MORE AND MORE THE SPEED OF LIFE SEEMS TO HAVE OUR SCHEDULES PACKED TO OVERFLOWING MAKING A BREAK AWAY ALL THAT MORE IMPORTANT IN TRYING TO ACHIEVE SOME MUCH-NEEDED BALANCE IN OUT LIVES.

And when we do get away, we don’t want to undo all the good things we’ve put in place to keep us healthy, happy and fit throughout the rest of the year.  No-one enjoys that tired old post-holiday reality of having to shed the unwanted kilos and hauling yourself back into a wellness/fitness regime.

Problem solved. Come to Byron where being active is easy and is the perfect antidote to too much indulgence in its amazing array of world-class cafes, bars and restaurants.  Biking, hiking, swimming, surfing, snorkelling, scuba diving, horse riding, hang gliding, fishing, paddle boarding, walking, and more.  Is it Minyon Falls or Wategoes Beach? The Hinterland or the Cape Byron Lighthouse? Julian Rocks or Brunswick River?  Clarkes Beach or Tallows? 

Image: Sera J Wright @photography_byron_bay

Kayaking on the Brunswick River - Photo: Sera J Wright

And if you just can’t bear to tear yourself away from The Bower, its lush green surrounds and perfectly round, mineral pool oasis, then we’ve got the solution to that as well.
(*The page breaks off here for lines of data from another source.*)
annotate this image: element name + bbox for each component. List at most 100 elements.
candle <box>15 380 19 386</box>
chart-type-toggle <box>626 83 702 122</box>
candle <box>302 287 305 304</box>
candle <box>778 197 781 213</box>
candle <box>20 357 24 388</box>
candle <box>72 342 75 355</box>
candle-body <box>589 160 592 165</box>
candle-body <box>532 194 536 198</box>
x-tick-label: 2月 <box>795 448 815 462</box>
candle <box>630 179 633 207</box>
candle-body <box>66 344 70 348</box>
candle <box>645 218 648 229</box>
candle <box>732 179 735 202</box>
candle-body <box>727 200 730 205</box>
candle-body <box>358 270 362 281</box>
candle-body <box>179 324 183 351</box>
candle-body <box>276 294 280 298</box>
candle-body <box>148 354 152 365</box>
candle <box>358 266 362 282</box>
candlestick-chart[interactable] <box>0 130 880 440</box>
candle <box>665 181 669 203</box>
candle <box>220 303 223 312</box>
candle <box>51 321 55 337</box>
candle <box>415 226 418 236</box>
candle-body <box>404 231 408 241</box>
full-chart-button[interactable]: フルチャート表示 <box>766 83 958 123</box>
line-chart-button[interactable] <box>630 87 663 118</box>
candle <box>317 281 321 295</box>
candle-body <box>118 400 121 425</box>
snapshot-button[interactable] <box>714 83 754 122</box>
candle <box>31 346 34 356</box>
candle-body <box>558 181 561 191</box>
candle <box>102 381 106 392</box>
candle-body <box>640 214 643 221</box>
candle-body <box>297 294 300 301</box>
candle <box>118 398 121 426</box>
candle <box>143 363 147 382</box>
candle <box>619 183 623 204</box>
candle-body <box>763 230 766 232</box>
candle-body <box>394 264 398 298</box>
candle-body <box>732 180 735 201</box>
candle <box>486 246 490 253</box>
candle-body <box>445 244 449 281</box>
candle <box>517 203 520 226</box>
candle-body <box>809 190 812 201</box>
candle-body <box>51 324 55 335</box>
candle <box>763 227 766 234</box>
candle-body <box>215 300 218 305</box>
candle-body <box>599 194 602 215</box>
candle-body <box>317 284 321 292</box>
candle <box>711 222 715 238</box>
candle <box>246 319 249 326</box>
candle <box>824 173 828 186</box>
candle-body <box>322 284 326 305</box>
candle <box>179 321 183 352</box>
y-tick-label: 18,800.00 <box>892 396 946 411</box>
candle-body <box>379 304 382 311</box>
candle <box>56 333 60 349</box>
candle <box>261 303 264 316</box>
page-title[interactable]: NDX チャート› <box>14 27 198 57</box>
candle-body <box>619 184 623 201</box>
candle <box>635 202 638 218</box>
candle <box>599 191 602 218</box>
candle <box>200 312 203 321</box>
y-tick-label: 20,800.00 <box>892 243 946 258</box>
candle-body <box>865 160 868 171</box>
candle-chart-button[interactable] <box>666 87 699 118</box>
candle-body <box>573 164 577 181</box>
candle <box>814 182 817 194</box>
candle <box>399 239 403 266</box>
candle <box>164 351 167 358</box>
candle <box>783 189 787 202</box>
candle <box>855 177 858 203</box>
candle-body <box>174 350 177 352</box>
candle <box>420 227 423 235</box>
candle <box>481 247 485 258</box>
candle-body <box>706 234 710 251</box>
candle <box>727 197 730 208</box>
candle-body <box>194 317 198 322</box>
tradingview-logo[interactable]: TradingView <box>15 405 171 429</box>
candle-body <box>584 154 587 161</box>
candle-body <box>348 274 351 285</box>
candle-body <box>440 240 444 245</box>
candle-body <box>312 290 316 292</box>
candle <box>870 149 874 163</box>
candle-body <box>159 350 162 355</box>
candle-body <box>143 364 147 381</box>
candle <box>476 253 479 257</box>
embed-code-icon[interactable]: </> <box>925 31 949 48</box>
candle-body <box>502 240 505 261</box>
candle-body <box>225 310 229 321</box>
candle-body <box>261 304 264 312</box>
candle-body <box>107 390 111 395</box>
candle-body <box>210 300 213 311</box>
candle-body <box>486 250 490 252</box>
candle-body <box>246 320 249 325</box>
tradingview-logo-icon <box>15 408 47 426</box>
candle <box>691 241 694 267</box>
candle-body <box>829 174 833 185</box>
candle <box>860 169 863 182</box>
We know it’s unlikely your dumbells were on your packing list, but if you have a body, you can get a great workout in your luxury Bower holiday accom and still make it to one of Byron's great nosheries in time for happy hour. Our how-to program comes from Travis at Bioathletic, physiotherapy and strength and conditioning gurus to elite sports men and women alike, as well as the everyday urban athlete. 

Here you go:

Set a 15min timer and do as many rounds of this 100 rep session as you can manage. You can stop for a breather at any time, but don't skip any reps. If you need a refresher or some assistance with technique, click here.
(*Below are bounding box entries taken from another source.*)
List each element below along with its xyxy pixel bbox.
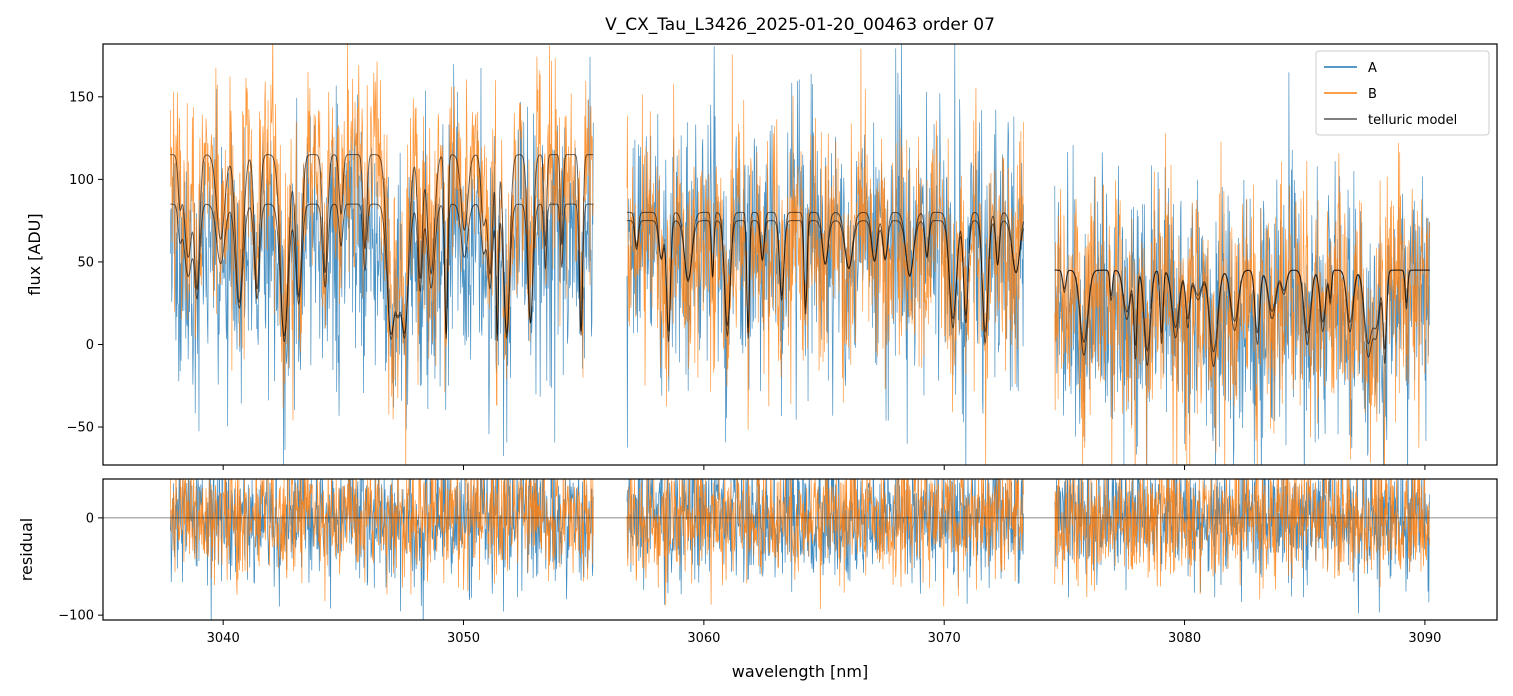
telluric-model-a-segment-2 — [626, 220, 1025, 334]
legend-label-b: B — [1368, 87, 1377, 102]
flux-y-tick-label: 50 — [77, 255, 94, 270]
flux-y-tick-label: −50 — [67, 421, 94, 436]
residual-b-segment-2 — [626, 479, 1024, 610]
x-tick-label: 3090 — [1408, 631, 1441, 646]
legend-box — [1315, 50, 1490, 136]
series-b-segment-2 — [626, 48, 1024, 465]
residual-panel: −100 0 3040 3050 3060 3070 3080 3090 residual — [17, 478, 1498, 646]
flux-panel: −50 0 50 100 150 flux [ADU] — [25, 43, 1498, 470]
telluric-model-a-segment-1 — [170, 203, 594, 337]
flux-y-tick-label: 0 — [86, 338, 94, 353]
residual-b-segment-1 — [169, 479, 594, 602]
flux-axes-frame — [102, 43, 1498, 466]
x-axis-label: wavelength [nm] — [732, 662, 869, 681]
x-tick-label: 3080 — [1168, 631, 1201, 646]
x-tick-label: 3040 — [207, 631, 240, 646]
telluric-model-b-segment-1 — [170, 154, 594, 343]
series-b-segment-3 — [1054, 133, 1431, 465]
residual-axes-frame — [102, 478, 1498, 621]
legend: A B telluric model — [1315, 50, 1490, 136]
legend-label-model: telluric model — [1368, 113, 1457, 128]
chart-title: V_CX_Tau_L3426_2025-01-20_00463 order 07 — [605, 15, 995, 35]
residual-y-axis-label: residual — [17, 518, 36, 581]
legend-label-a: A — [1368, 61, 1377, 76]
residual-y-tick-label: 0 — [86, 511, 94, 526]
series-b-segment-1 — [169, 44, 594, 465]
telluric-model-a-segment-3 — [1054, 269, 1430, 353]
flux-y-tick-label: 150 — [69, 90, 94, 105]
residual-b-segment-3 — [1054, 479, 1431, 600]
flux-y-axis-label: flux [ADU] — [25, 213, 44, 295]
x-tick-label: 3060 — [687, 631, 720, 646]
x-tick-label: 3070 — [928, 631, 961, 646]
x-tick-label: 3050 — [447, 631, 480, 646]
flux-y-tick-label: 100 — [69, 173, 94, 188]
residual-y-tick-label: −100 — [58, 609, 94, 624]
Squat & Reach: 20 reps - the lower the better.

Incline Press Up: 20 reps – feet on the floor and hands on the edge of a bed or other surface.
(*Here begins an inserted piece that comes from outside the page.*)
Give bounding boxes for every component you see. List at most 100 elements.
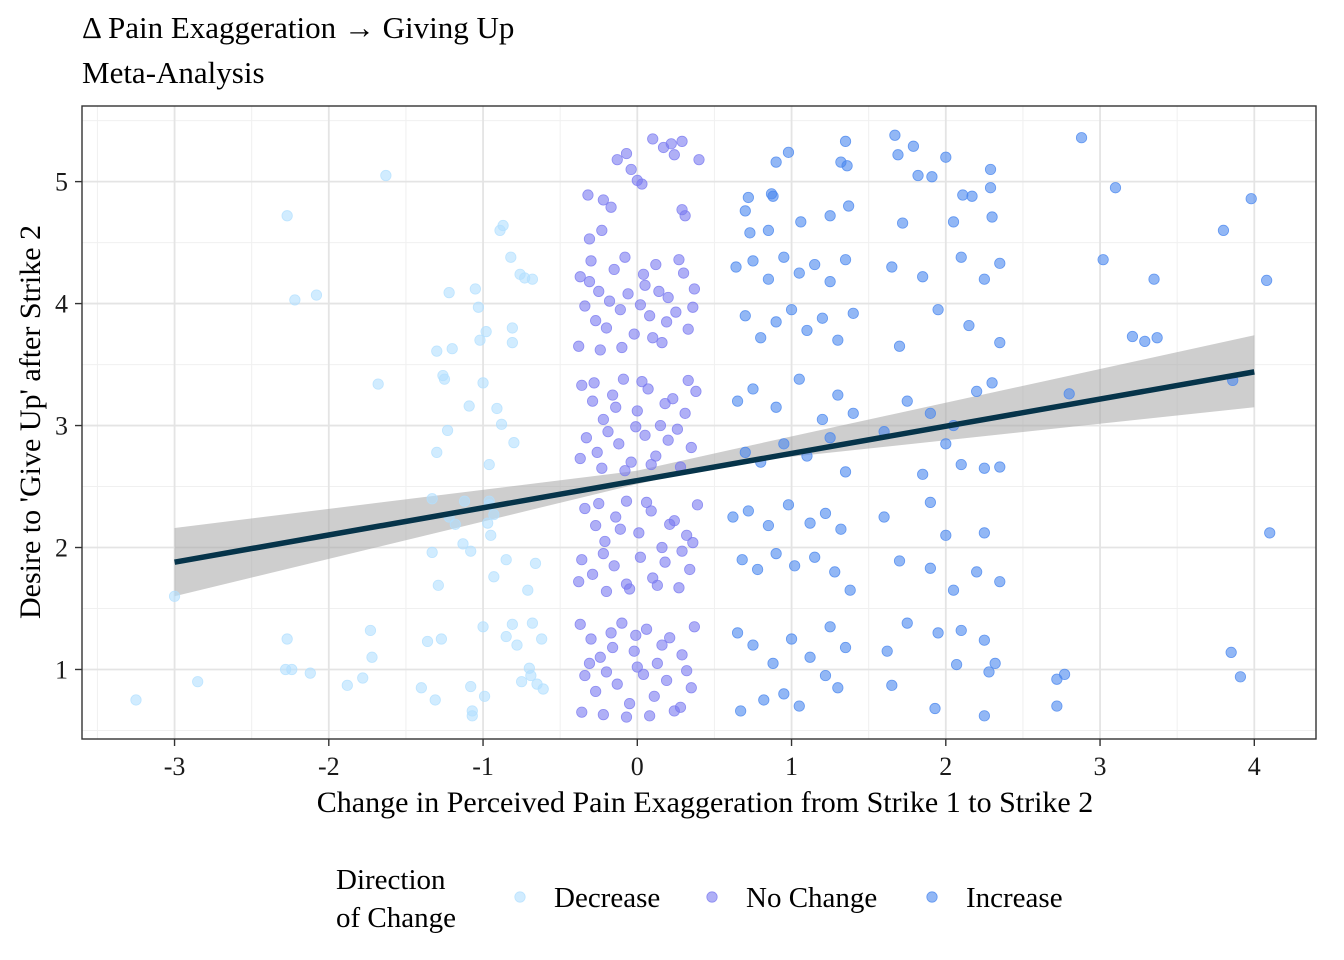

Bridge: 20 reps - feet on the floor, back of shoulders on the bed, or for more of a challenge, try the reverse - feet on bed, back on floor. 

Plank One Arm Row: 20 reps - hold a straight arm plank position and alternate rowing your hand to your ribs

Dead Bugs: 20 reps

See you soon for a good dose of holiday magic Bower/Byron style.  We promise to send you home more relaxed, happier, and if you do your bit, fitter as well!